I crossed the finish line having completed the most amazing clockwise journey of the Lake District in 22:17:50. Nearly one and a half hours quicker than my 2012 finish time. There was a large crowd cheering me which I tried to take on board, but not only is the body pretty shattered, the mind is also not fully functioning. However, over the next hour or so, I gradually recovered and enjoyed welcoming and chatting to the other runners as they finished their equally challenging but amazing journey of the Lake District.
Although the time gap had only been 13 minutes at my ‘panic attack’ at checkpoint 13 at Chapel Stile, the huge increase in focus, effort, intensity I put in following this point resulted in the gap increasing to 45 minutes at the finish line, with Charlie Sharpe finishing 2nd (23:02:45), having managed to overtake long time 2nd place holder Ed Batty during the final leg, for Ed to finish 3rd in 23:07:40. The wait for the 1st women to finish wasn’t long, with Lizzie Wraith winning in the time of 24:15:06, finishing in 8th place overall; an outstanding performance.
Over the next 16 hours there was a continuous stream of weary runners crossing the finish line. As the 40hour cut-off time passes, the final two competitors to complete the 105 miles, Steve Harvey and Paul Brown, cross the finish line in the time of 40:21:58 in 123rd and 124th place.
Out of the 274 runners that had taken on the challenge of the 105 mile journey of the Lake District, 150 of them were unable to successfully complete it. There are many reasons for such a high non-completion, which equates to a 55% drop-out rate, however, no matter what the end result, every runner that stepped up to the start line to take on the amazingly demanding challenge of the MONTANE® Lakeland 100 is in essence a winner. Some may be disappointed with their performance; however I would imagine most, like myself, are feeling a real sense of pride at having really challenged and extended themselves. Each runner will have their own individual story, but if their story is anything like mine, the end result is that they are a stronger and richer person.

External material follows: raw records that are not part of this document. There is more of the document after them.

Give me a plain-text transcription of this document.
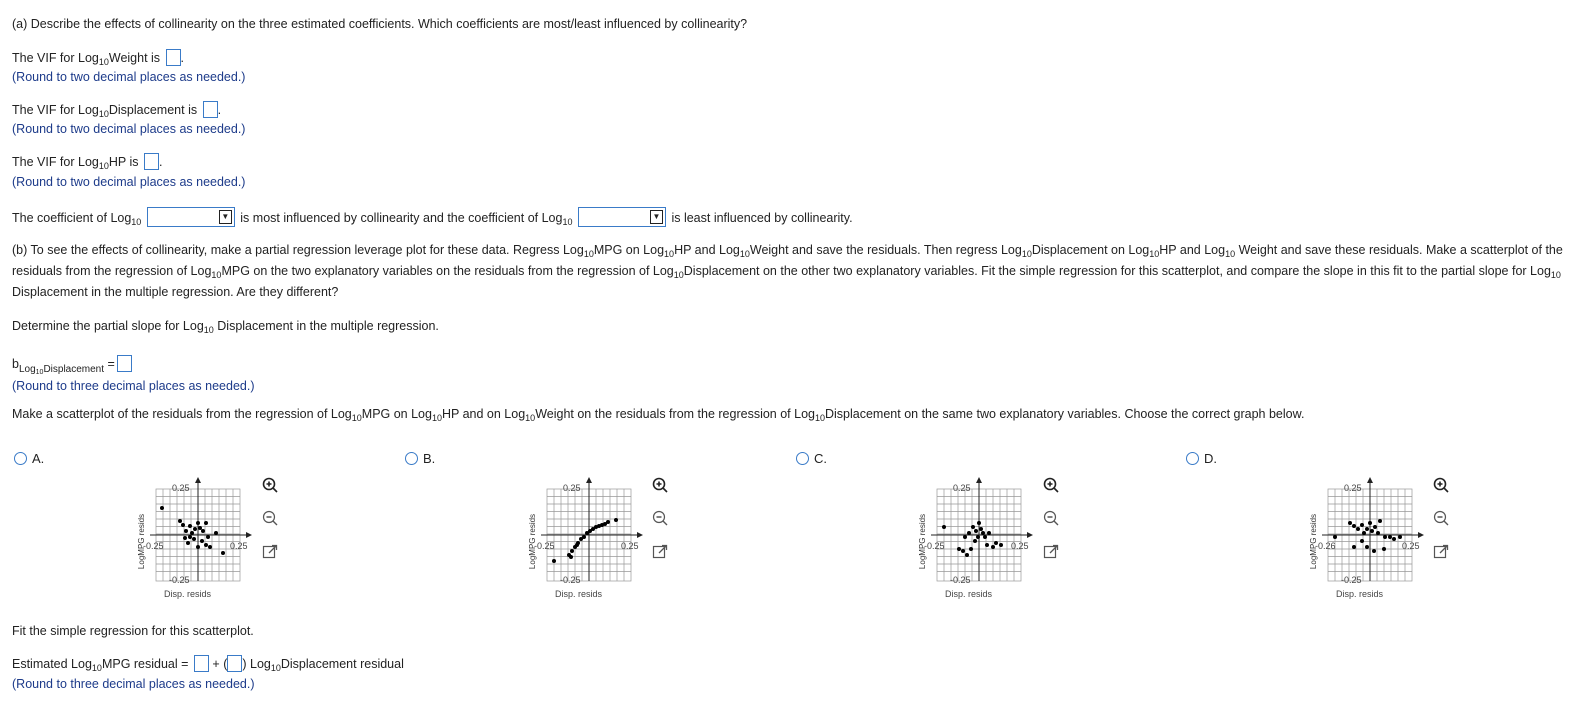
(a) Describe the effects of collinearity on the three estimated coefficients. Which coefficients are most/least influenced by collinearity?
The VIF for Log$_{10}$Weight is .
(Round to two decimal places as needed.)
The VIF for Log$_{10}$Displacement is .
(Round to two decimal places as needed.)
The VIF for Log$_{10}$HP is .
(Round to two decimal places as needed.)
The coefficient of Log$_{10}$
▼ is most influenced by collinearity and the coefficient of Log$_{10}$
▼ is least influenced by collinearity.
(b) To see the effects of collinearity, make a partial regression leverage plot for these data. Regress Log$_{10}$MPG on Log$_{10}$HP and Log$_{10}$Weight and save the residuals. Then regress Log$_{10}$Displacement on Log$_{10}$HP and Log$_{10}$ Weight and save these residuals. Make a scatterplot of the residuals from the regression of Log$_{10}$MPG on the two explanatory variables on the residuals from the regression of Log$_{10}$Displacement on the other two explanatory variables. Fit the simple regression for this scatterplot, and compare the slope in this fit to the partial slope for Log$_{10}$ Displacement in the multiple regression. Are they different?
Determine the partial slope for Log$_{10}$ Displacement in the multiple regression.
$b_{Log_{10}Displacement}$ =
(Round to three decimal places as needed.)
Make a scatterplot of the residuals from the regression of Log$_{10}$MPG on Log$_{10}$HP and on Log$_{10}$Weight on the residuals from the regression of Log$_{10}$Displacement on the same two explanatory variables. Choose the correct graph below.
A.	B.	C.	D.
LogMPG resids
0.25
-0.25
-0.25	0.25
Disp. resids
LogMPG resids
0.25
-0.25
-0.25	0.25
Disp. resids
LogMPG resids
0.25
-0.25
-0.25	0.25
Disp. resids
LogMPG resids
0.25
-0.25
-0.26	0.25
Disp. resids
Fit the simple regression for this scatterplot.
Estimated Log$_{10}$MPG residual = + ( ) Log$_{10}$Displacement residual
(Round to three decimal places as needed.)
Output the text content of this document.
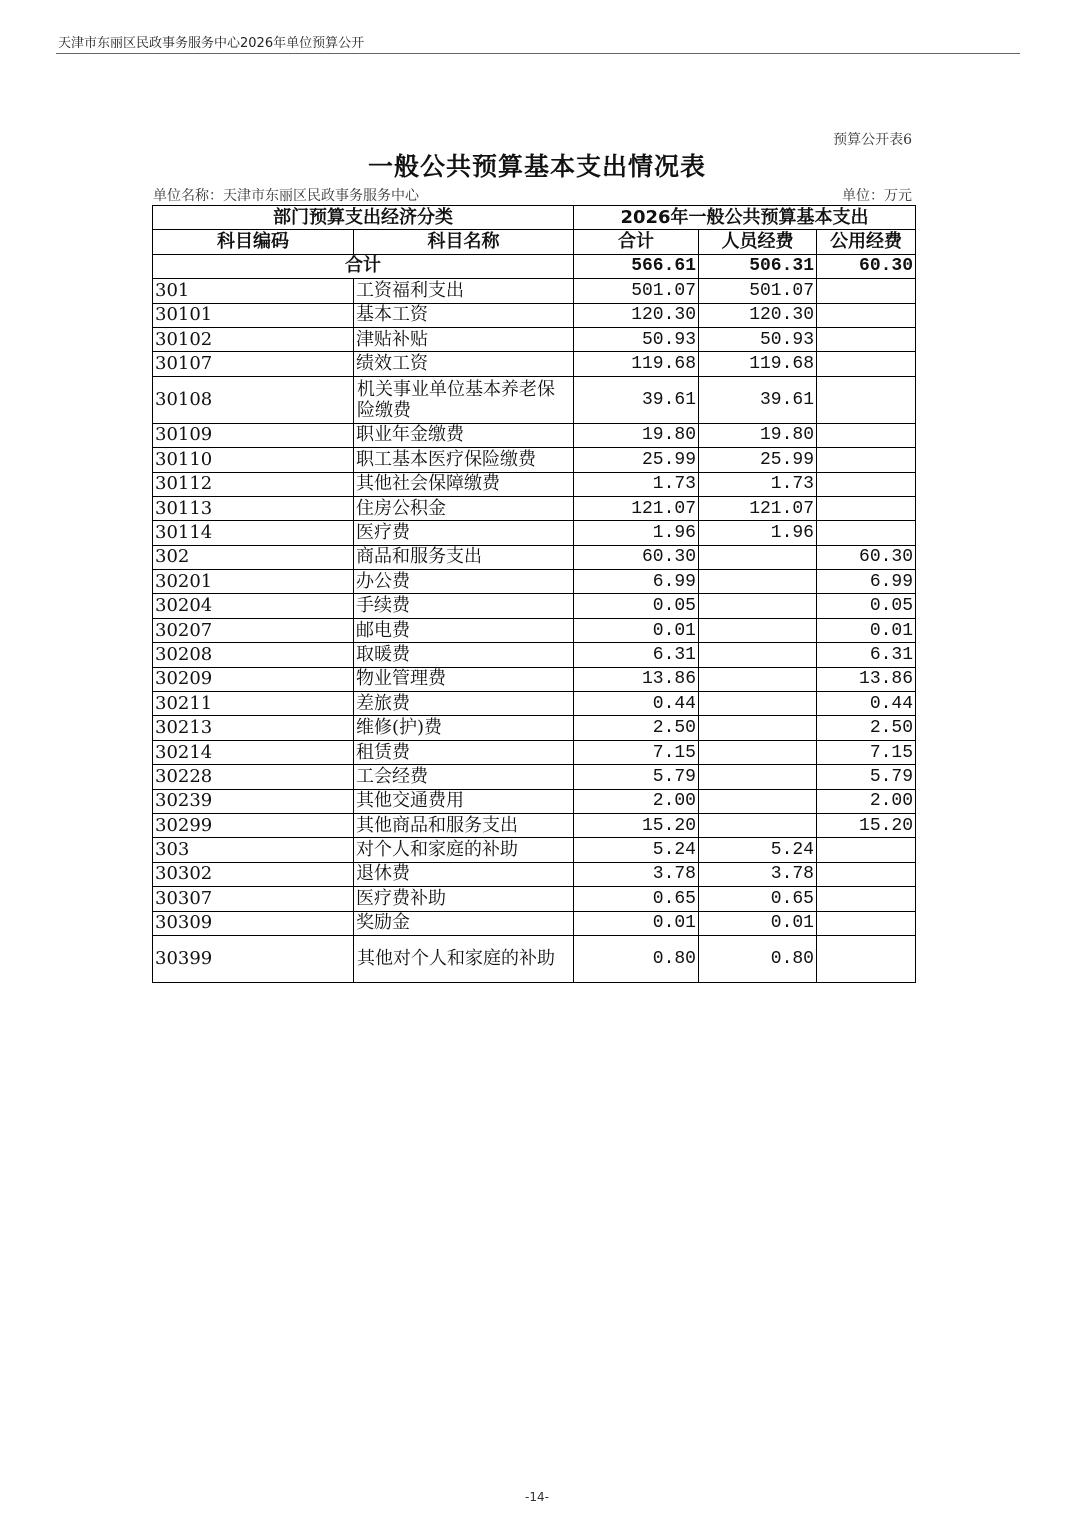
天津市东丽区民政事务服务中心2026年单位预算公开
预算公开表6
一般公共预算基本支出情况表
单位名称：天津市东丽区民政事务服务中心	单位：万元
部门预算支出经济分类		2026年一般公共预算基本支出		
科目编码	科目名称	合计	人员经费	公用经费
合计		566.61	506.31	60.30
301	工资福利支出	501.07	501.07	
30101	基本工资	120.30	120.30	
30102	津贴补贴	50.93	50.93	
30107	绩效工资	119.68	119.68	
30108	机关事业单位基本养老保险缴费	39.61	39.61	
30109	职业年金缴费	19.80	19.80	
30110	职工基本医疗保险缴费	25.99	25.99	
30112	其他社会保障缴费	1.73	1.73	
30113	住房公积金	121.07	121.07	
30114	医疗费	1.96	1.96	
302	商品和服务支出	60.30		60.30
30201	办公费	6.99		6.99
30204	手续费	0.05		0.05
30207	邮电费	0.01		0.01
30208	取暖费	6.31		6.31
30209	物业管理费	13.86		13.86
30211	差旅费	0.44		0.44
30213	维修(护)费	2.50		2.50
30214	租赁费	7.15		7.15
30228	工会经费	5.79		5.79
30239	其他交通费用	2.00		2.00
30299	其他商品和服务支出	15.20		15.20
303	对个人和家庭的补助	5.24	5.24	
30302	退休费	3.78	3.78	
30307	医疗费补助	0.65	0.65	
30309	奖励金	0.01	0.01	
30399	其他对个人和家庭的补助	0.80	0.80	
-14-
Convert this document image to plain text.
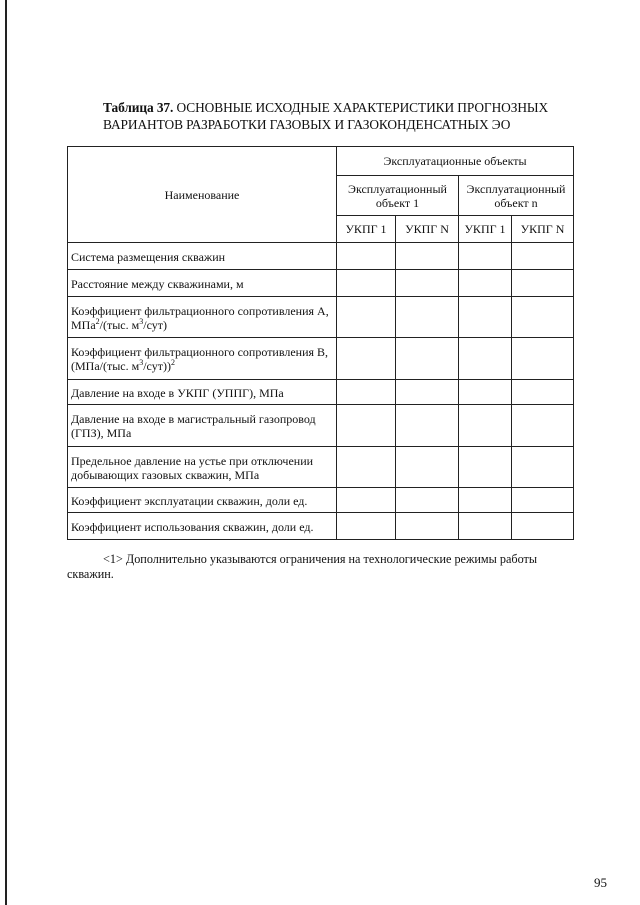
Таблица 37. ОСНОВНЫЕ ИСХОДНЫЕ ХАРАКТЕРИСТИКИ ПРОГНОЗНЫХ ВАРИАНТОВ РАЗРАБОТКИ ГАЗОВЫХ И ГАЗОКОНДЕНСАТНЫХ ЭО
Наименование	Эксплуатационные объекты			
	Эксплуатационный объект 1		Эксплуатационный объект n	
	УКПГ 1	УКПГ N	УКПГ 1	УКПГ N
Система размещения скважин				
Расстояние между скважинами, м				
Коэффициент фильтрационного сопротивления A, МПа$^2$/(тыс. $м^3/сут$)				
Коэффициент фильтрационного сопротивления B, (МПа/(тыс. $м^3/сут))^2$				
Давление на входе в УКПГ (УППГ), МПа				
Давление на входе в магистральный газопровод (ГПЗ), МПа				
Предельное давление на устье при отключении добывающих газовых скважин, МПа				
Коэффициент эксплуатации скважин, доли ед.				
Коэффициент использования скважин, доли ед.				
<1> Дополнительно указываются ограничения на технологические режимы работы скважин.
95
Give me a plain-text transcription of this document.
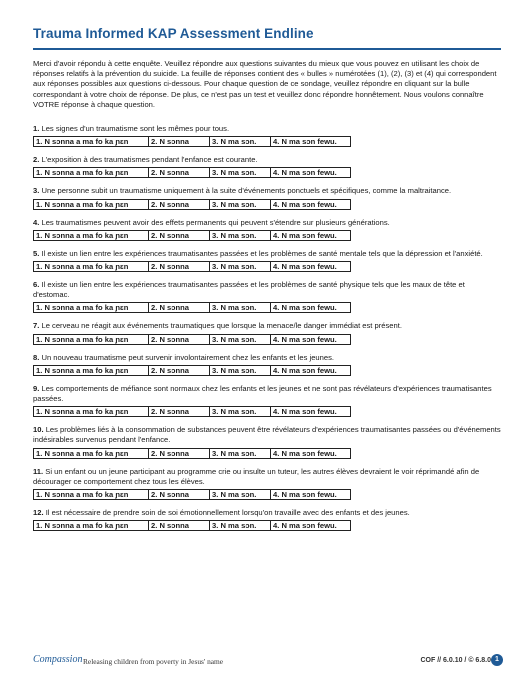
Trauma Informed KAP Assessment Endline
Merci d'avoir répondu à cette enquête. Veuillez répondre aux questions suivantes du mieux que vous pouvez en utilisant les choix de réponses relatifs à la prévention du suicide. La feuille de réponses contient des « bulles » numérotées (1), (2), (3) et (4) qui correspondent aux réponses possibles aux questions ci-dessous. Pour chaque question de ce sondage, veuillez répondre en cliquant sur la bulle correspondant à votre choix de réponse. De plus, ce n'est pas un test et veuillez donc répondre honnêtement. Nous voulons connaître VOTRE réponse à chaque question.
1. Les signes d'un traumatisme sont les mêmes pour tous.
1. N sɔnna a ma fo ka ɲɛn	2. N sɔnna	3. N ma sɔn.	4. N ma sɔn fewu.
2. L'exposition à des traumatismes pendant l'enfance est courante.
1. N sɔnna a ma fo ka ɲɛn	2. N sɔnna	3. N ma sɔn.	4. N ma sɔn fewu.
3. Une personne subit un traumatisme uniquement à la suite d'événements ponctuels et spécifiques, comme la maltraitance.
1. N sɔnna a ma fo ka ɲɛn	2. N sɔnna	3. N ma sɔn.	4. N ma sɔn fewu.
4. Les traumatismes peuvent avoir des effets permanents qui peuvent s'étendre sur plusieurs générations.
1. N sɔnna a ma fo ka ɲɛn	2. N sɔnna	3. N ma sɔn.	4. N ma sɔn fewu.
5. Il existe un lien entre les expériences traumatisantes passées et les problèmes de santé mentale tels que la dépression et l'anxiété.
1. N sɔnna a ma fo ka ɲɛn	2. N sɔnna	3. N ma sɔn.	4. N ma sɔn fewu.
6. Il existe un lien entre les expériences traumatisantes passées et les problèmes de santé physique tels que les maux de tête et d'estomac.
1. N sɔnna a ma fo ka ɲɛn	2. N sɔnna	3. N ma sɔn.	4. N ma sɔn fewu.
7. Le cerveau ne réagit aux événements traumatiques que lorsque la menace/le danger immédiat est présent.
1. N sɔnna a ma fo ka ɲɛn	2. N sɔnna	3. N ma sɔn.	4. N ma sɔn fewu.
8. Un nouveau traumatisme peut survenir involontairement chez les enfants et les jeunes.
1. N sɔnna a ma fo ka ɲɛn	2. N sɔnna	3. N ma sɔn.	4. N ma sɔn fewu.
9. Les comportements de méfiance sont normaux chez les enfants et les jeunes et ne sont pas révélateurs d'expériences traumatisantes passées.
1. N sɔnna a ma fo ka ɲɛn	2. N sɔnna	3. N ma sɔn.	4. N ma sɔn fewu.
10. Les problèmes liés à la consommation de substances peuvent être révélateurs d'expériences traumatisantes passées ou d'événements indésirables survenus pendant l'enfance.
1. N sɔnna a ma fo ka ɲɛn	2. N sɔnna	3. N ma sɔn.	4. N ma sɔn fewu.
11. Si un enfant ou un jeune participant au programme crie ou insulte un tuteur, les autres élèves devraient le voir réprimandé afin de décourager ce comportement chez tous les élèves.
1. N sɔnna a ma fo ka ɲɛn	2. N sɔnna	3. N ma sɔn.	4. N ma sɔn fewu.
12. Il est nécessaire de prendre soin de soi émotionnellement lorsqu'on travaille avec des enfants et des jeunes.
1. N sɔnna a ma fo ka ɲɛn	2. N sɔnna	3. N ma sɔn.	4. N ma sɔn fewu.
Compassion Releasing children from poverty in Jesus' name	COF // 6.0.10 / © 6.8.0 1
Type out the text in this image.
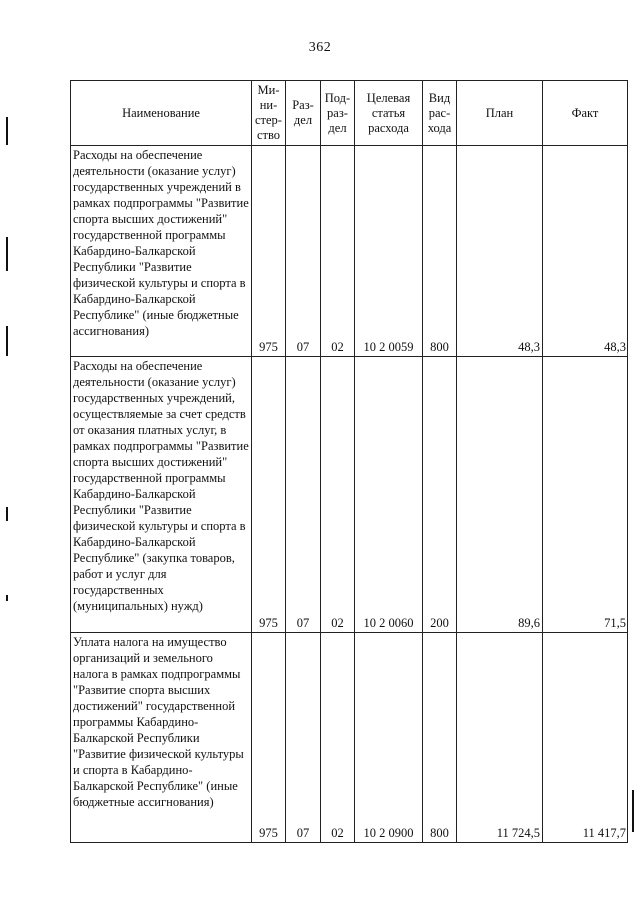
362
Наименование	Ми- ни- стер- ство	Раз- дел	Под- раз- дел	Целевая статья расхода	Вид рас- хода	План	Факт
Расходы на обеспечение деятельности (оказание услуг) государственных учреждений в рамках подпрограммы "Развитие спорта высших достижений" государственной программы Кабардино-Балкарской Республики "Развитие физической культуры и спорта в Кабардино-Балкарской Республике" (иные бюджетные ассигнования)	975	07	02	10 2 0059	800	48,3	48,3
Расходы на обеспечение деятельности (оказание услуг) государственных учреждений, осуществляемые за счет средств от оказания платных услуг, в рамках подпрограммы "Развитие спорта высших достижений" государственной программы Кабардино-Балкарской Республики "Развитие физической культуры и спорта в Кабардино-Балкарской Республике" (закупка товаров, работ и услуг для государственных (муниципальных) нужд)	975	07	02	10 2 0060	200	89,6	71,5
Уплата налога на имущество организаций и земельного налога в рамках подпрограммы "Развитие спорта высших достижений" государственной программы Кабардино-Балкарской Республики "Развитие физической культуры и спорта в Кабардино-Балкарской Республике" (иные бюджетные ассигнования)	975	07	02	10 2 0900	800	11 724,5	11 417,7
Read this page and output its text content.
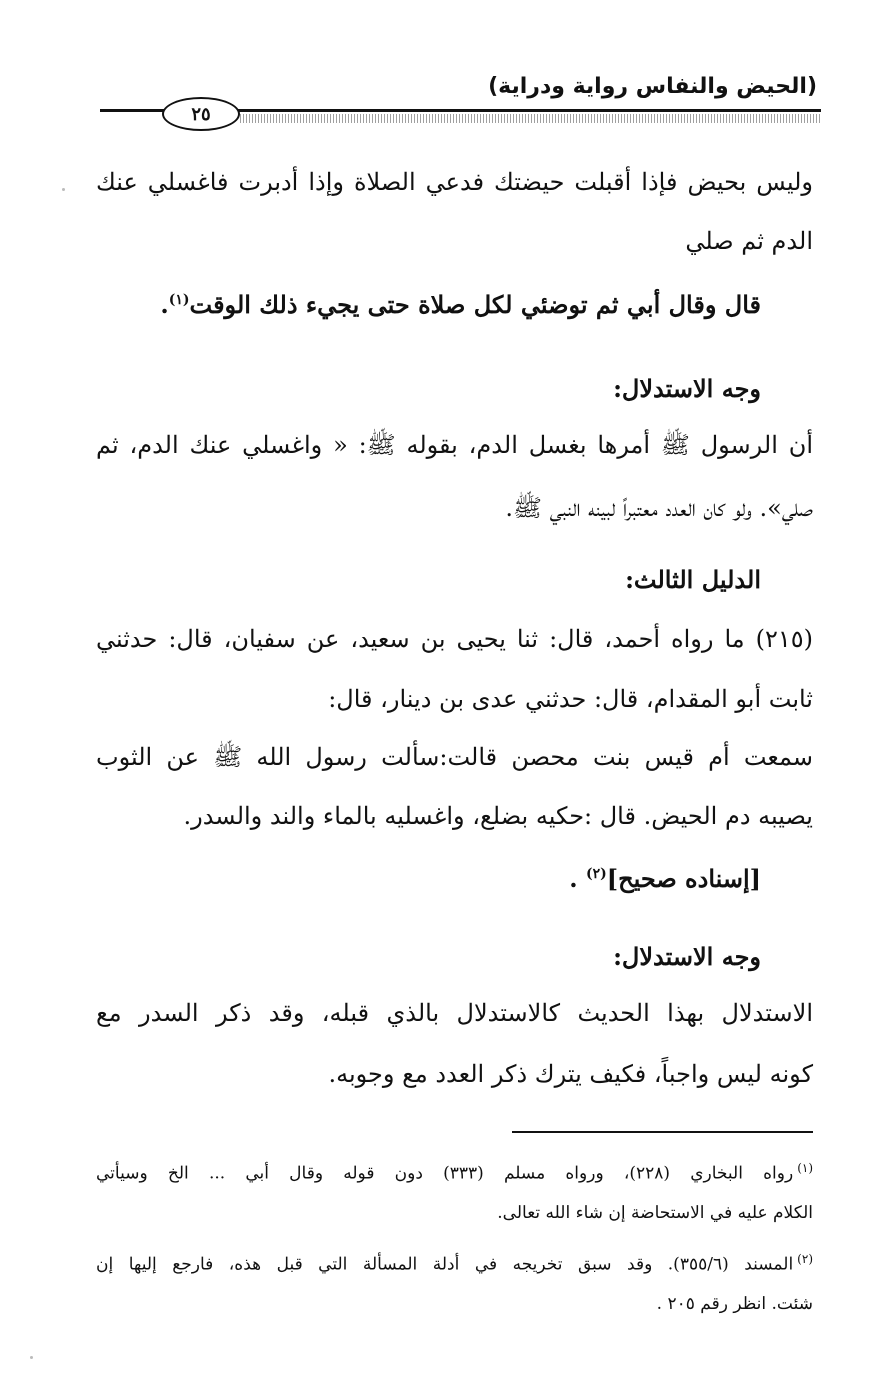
(الحيض والنفاس رواية ودراية)
٢٥
وليس بحيض فإذا أقبلت حيضتك فدعي الصلاة وإذا أدبرت فاغسلي عنك
الدم ثم صلي
قال وقال أبي ثم توضئي لكل صلاة حتى يجيء ذلك الوقت$^{(١)}$.
وجه الاستدلال:
أن الرسول ﷺ أمرها بغسل الدم، بقوله ﷺ: « واغسلي عنك الدم، ثم
صلي». ولو كان العدد معتبراً لبينه النبي ﷺ.
الدليل الثالث:
(٢١٥) ما رواه أحمد، قال: ثنا يحيى بن سعيد، عن سفيان، قال: حدثني
ثابت أبو المقدام، قال: حدثني عدى بن دينار، قال:
سمعت أم قيس بنت محصن قالت:سألت رسول الله ﷺ عن الثوب
يصيبه دم الحيض. قال :حكيه بضلع، واغسليه بالماء والند والسدر.
[إسناده صحيح]$^{(٢)}$ .
وجه الاستدلال:
الاستدلال بهذا الحديث كالاستدلال بالذي قبله، وقد ذكر السدر مع
كونه ليس واجباً، فكيف يترك ذكر العدد مع وجوبه.
$^{(١)}$رواه البخاري (٢٢٨)، ورواه مسلم (٣٣٣) دون قوله وقال أبي ... الخ وسيأتي
الكلام عليه في الاستحاضة إن شاء الله تعالى.
$^{(٢)}$المسند (٣٥٥/٦). وقد سبق تخريجه في أدلة المسألة التي قبل هذه، فارجع إليها إن
شئت. انظر رقم ٢٠٥ .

Thanks to absolutely everyone that was involved in making the MONTANE® Lakeland 100 the most fantastic successful event one could ever do. Thanks to everyone that helped me on my journey in both the preparation for and the accomplishment of it. Your support is really, really appreciated, and I know one thing for sure, I would not have been able to achieve such a successful performance without this support. A huge thank you.